My company has 2,700 employees, including 600 in the Chicago area alone. We’re a major steel buyer, and we purchase more hot-rolled steel coil each year than General Motors. We think the tariffs are working well.
The steel we buy is used to manufacture tubing and piping at 16 facilities across the United States. Our products are used in everything from commercial construction and apartment buildings to energy infrastructure and data centers. Since 2017, we’ve hired 750 new employees while increasing our sales by 20 percent.
The tariffs matter because steel is important. It’s a key measure of a nation’s economic security. Steel is the bedrock commodity needed to build transportation, infrastructure, housing, and power distribution. Unfortunately, America’s steel industry has been declining in recent decades, and the United States is now the world’s largest steel importer.

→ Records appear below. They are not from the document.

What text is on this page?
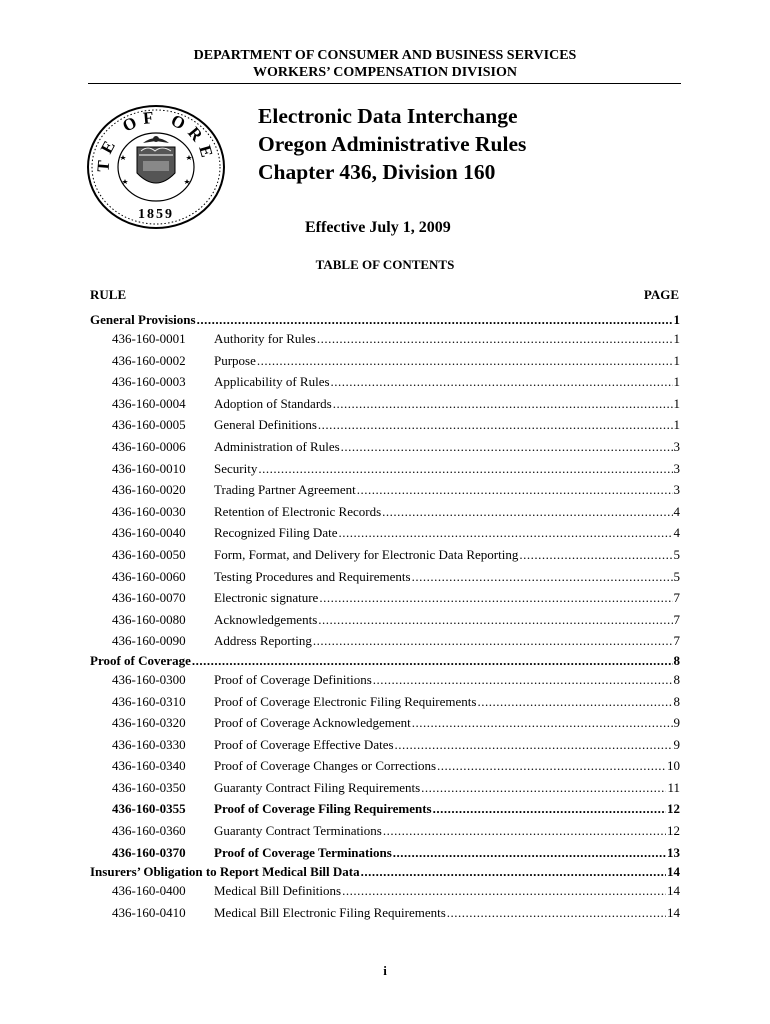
DEPARTMENT OF CONSUMER AND BUSINESS SERVICES
WORKERS’ COMPENSATION DIVISION
TE OF ORE
1859
Electronic Data Interchange
Oregon Administrative Rules
Chapter 436, Division 160
Effective July 1, 2009
TABLE OF CONTENTS
RULE	PAGE
General Provisions .....	1
436-160-0001	Authority for Rules .....	1
436-160-0002	Purpose .....	1
436-160-0003	Applicability of Rules .....	1
436-160-0004	Adoption of Standards .....	1
436-160-0005	General Definitions .....	1
436-160-0006	Administration of Rules .....	3
436-160-0010	Security .....	3
436-160-0020	Trading Partner Agreement .....	3
436-160-0030	Retention of Electronic Records .....	4
436-160-0040	Recognized Filing Date .....	4
436-160-0050	Form, Format, and Delivery for Electronic Data Reporting .....	5
436-160-0060	Testing Procedures and Requirements .....	5
436-160-0070	Electronic signature .....	7
436-160-0080	Acknowledgements .....	7
436-160-0090	Address Reporting .....	7
Proof of Coverage .....	8
436-160-0300	Proof of Coverage Definitions .....	8
436-160-0310	Proof of Coverage Electronic Filing Requirements .....	8
436-160-0320	Proof of Coverage Acknowledgement .....	9
436-160-0330	Proof of Coverage Effective Dates .....	9
436-160-0340	Proof of Coverage Changes or Corrections .....	10
436-160-0350	Guaranty Contract Filing Requirements .....	11
436-160-0355	Proof of Coverage Filing Requirements .....	12
436-160-0360	Guaranty Contract Terminations .....	12
436-160-0370	Proof of Coverage Terminations .....	13
Insurers’ Obligation to Report Medical Bill Data .....	14
436-160-0400	Medical Bill Definitions .....	14
436-160-0410	Medical Bill Electronic Filing Requirements .....	14
i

What really hurt America’s steel mills is years of China massively subsidizing its state-owned steel industry. In fact, China has driven an enormous global oversupply of steel. China now produces 56 percent of the world’s steel, including an estimated 400 million tons of excess steel each year. All of that oversupply has reduced steel prices worldwide, leading to high levels of imports that have progressively swamped America’s steelmakers. Chinese steel also makes its way into the U.S. through transshipment and end-use products like washing machines, lawnmowers, and barbecues.
Last year, the Trump administration imposed tariffs on steel imports. And the net effect has been to level the playing field, allowing America’s steel producers to make major improvements and increase plant utilization. When the tariffs were first announced, there were short-term price spikes as America’s steel mills took stock. But steelmakers subsequently invested in world-leading electric arc furnaces to boost capacity and better compete with China. Even though my company’s primary component cost is raw steel, I supported the tariffs. I knew that in the long run it would lead to a more sustainable domestic steel industry.

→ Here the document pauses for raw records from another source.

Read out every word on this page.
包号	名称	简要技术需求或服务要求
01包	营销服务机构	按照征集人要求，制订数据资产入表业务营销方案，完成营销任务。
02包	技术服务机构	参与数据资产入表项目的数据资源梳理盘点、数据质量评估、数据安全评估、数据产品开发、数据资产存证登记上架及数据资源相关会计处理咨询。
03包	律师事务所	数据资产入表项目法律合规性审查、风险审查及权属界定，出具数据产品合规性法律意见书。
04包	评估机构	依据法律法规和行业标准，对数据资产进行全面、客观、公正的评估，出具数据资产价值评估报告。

Now, we’re seeing America’s steel industry investing $14 billion to transition from older blast-furnaces to newer mini-mills. Ironically, media coverage has portrayed the closures of these older steel plants as evidence that the tariffs have failed. But actually, these are smart, logical moves by a steel sector now reinventing itself and making major capital investments in high-tech mini-mills. Fears about higher prices have proven to be overblown, too. Steel prices have fallen 50 percent from peak levels last year and are now below pre-tariff levels.
Since the tariffs were imposed, my company has been expanding. We’ve doubled our capital expenditures to $160 million annually. And we’re even looking to hire 400 new workers across the eight states where we operate manufacturing facilities.

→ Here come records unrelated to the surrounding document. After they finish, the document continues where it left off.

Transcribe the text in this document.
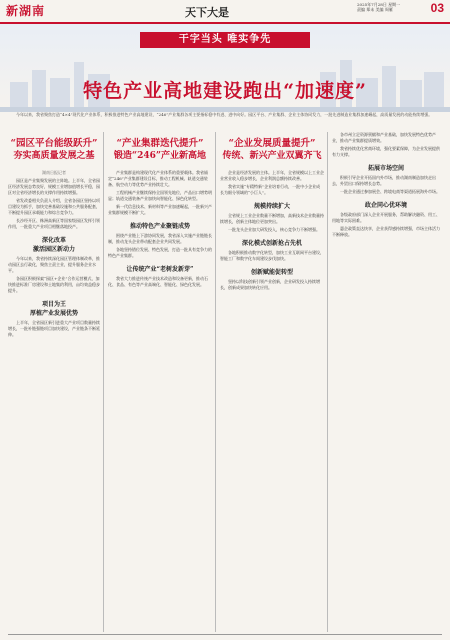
新湖南	天下大是
2025年7月28日 星期一
责编 郑未 美编 周雁	03
干字当头 唯实争先
特色产业高地建设跑出“加速度”

今年以来，我省聚焦打造“4×4”现代化产业体系，积极推进特色产业高地建设，“246”产业集群各项主要指标稳中有进、进中向好。园区平台、产业集群、企业主体协同发力，一批先进制造业集群加速崛起，高质量发展的动能持续增强。

“园区平台能级跃升”
夯实高质量发展之基
湖南日报记者

园区是产业集聚发展的主阵地。上半年，全省园区经济发展态势良好，规模工业增加值增长平稳，园区对全省经济增长的支撑作用持续增强。

省发改委相关负责人介绍，全省各园区坚持以项目建设为抓手，加快完善基础设施和公共服务配套，不断提升园区承载能力和综合竞争力。

长沙经开区、株洲高新区等国家级园区发挥引领作用，一批重大产业项目相继落地投产。

深化改革
激活园区新动力

今年以来，我省持续深化园区管理体制改革，推动园区去行政化，聚焦主责主业，提升服务企业水平。

各园区积极探索“园区+企业”合作运营模式，加快推进标准厂房建设和土地集约利用，亩均效益稳步提升。

项目为王
厚植产业发展优势

上半年，全省园区新引进重大产业项目数量持续增长，一批补链强链项目加快建设，产业链条不断延伸。

“产业集群迭代提升”
锻造“246”产业新高地

产业集群是构建现代化产业体系的重要载体。我省锚定“246”产业集群建设目标，推动工程机械、轨道交通装备、航空动力等优势产业持续壮大。

工程机械产业继续保持全国领先地位，产品出口增势明显；轨道交通装备产业加快向智能化、绿色化转型。

新一代信息技术、新材料等产业加速崛起，一批新兴产业集群规模不断扩大。

推动特色产业聚链成势

围绕产业链上下游协同发展，我省深入实施产业链链长制，推动龙头企业带动配套企业共同发展。

各地坚持错位发展、特色发展，打造一批具有竞争力的特色产业集群。

让传统产业“老树发新芽”

我省大力推进传统产业技术改造和设备更新，推动石化、食品、有色等产业高端化、智能化、绿色化发展。

“企业发展质量提升”
传统、新兴产业双翼齐飞

企业是经济发展的主体。上半年，全省规模以上工业企业营业收入稳步增长，企业利润总额持续改善。

我省实施“专精特新”企业培育行动，一批中小企业成长为细分领域的“小巨人”。

规模持续扩大

全省规上工业企业数量不断增加，高新技术企业数量持续增长，创新主体地位更加突出。

一批龙头企业加大研发投入，核心竞争力不断增强。

深化模式创新抢占先机

各地积极推动数字化转型，加快工业互联网平台建设，智能工厂和数字化车间建设步伐加快。

创新赋能促转型

坚持以科技创新引领产业创新，企业研发投入持续增长，创新成果加快转化应用。

各市州立足资源禀赋和产业基础，加快发展特色优势产业，推动产业集群提质增效。

我省持续优化营商环境，强化要素保障，为企业发展提供有力支撑。

拓展市场空间

积极引导企业开拓国内外市场，推动湖南制造加快走出去，外贸出口保持增长态势。

一批企业通过参加展会、跨境电商等渠道拓展海外市场。

政企同心优环境

各级政府部门深入企业开展服务，帮助解决融资、用工、用地等实际困难。

惠企政策直达快享，企业获得感持续增强，市场主体活力不断释放。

Clearly, we’re doing better, our workers are doing better, and many struggling communities are starting to get back on their feet. But all of that could turn around again.
Despite global calls for Beijing to reduce steel supply, production has continued to rise. China now produces more steel than the rest of the world combined — and it continues to overproduce in order to maintain its world-leading capacity while exporting steel at prices often set below the cost of production.
China has made no meaningful effort to curb its overproduction, and Washington must remain focused. The tariffs should continue, as a tool for subsequent negotiations. However, tariffs can be skirted by currency moves. Not only is the U.S. dollar rising in value — which makes imports cheaper—but China has also lowered its own currency in response to the tariffs. That’s why quotas on steel imports should be considered, since they function independently of currency fluctuations.
If some critics got their way, they’d simply eliminate the tariffs. But that would wipe out the very helpful gains made by America’s steel industry in the past two years. And it would kill the momentum of companies like mine that have been expanding operations and hiring new workers based on the certainty of trade intervention.
To fix the damage caused by China’s aggressive overproduction, strong trade remedies like tariffs and other measures will be needed for years to come. Anything less would be an unrealistic response to an aggressive global competitor.
Barry Zekelman is chairman and CEO of Zekelman Industries, a steel product manufacturer with 16 manufacturing locations across the United States. His company employs 600 workers in the Chicago area alone.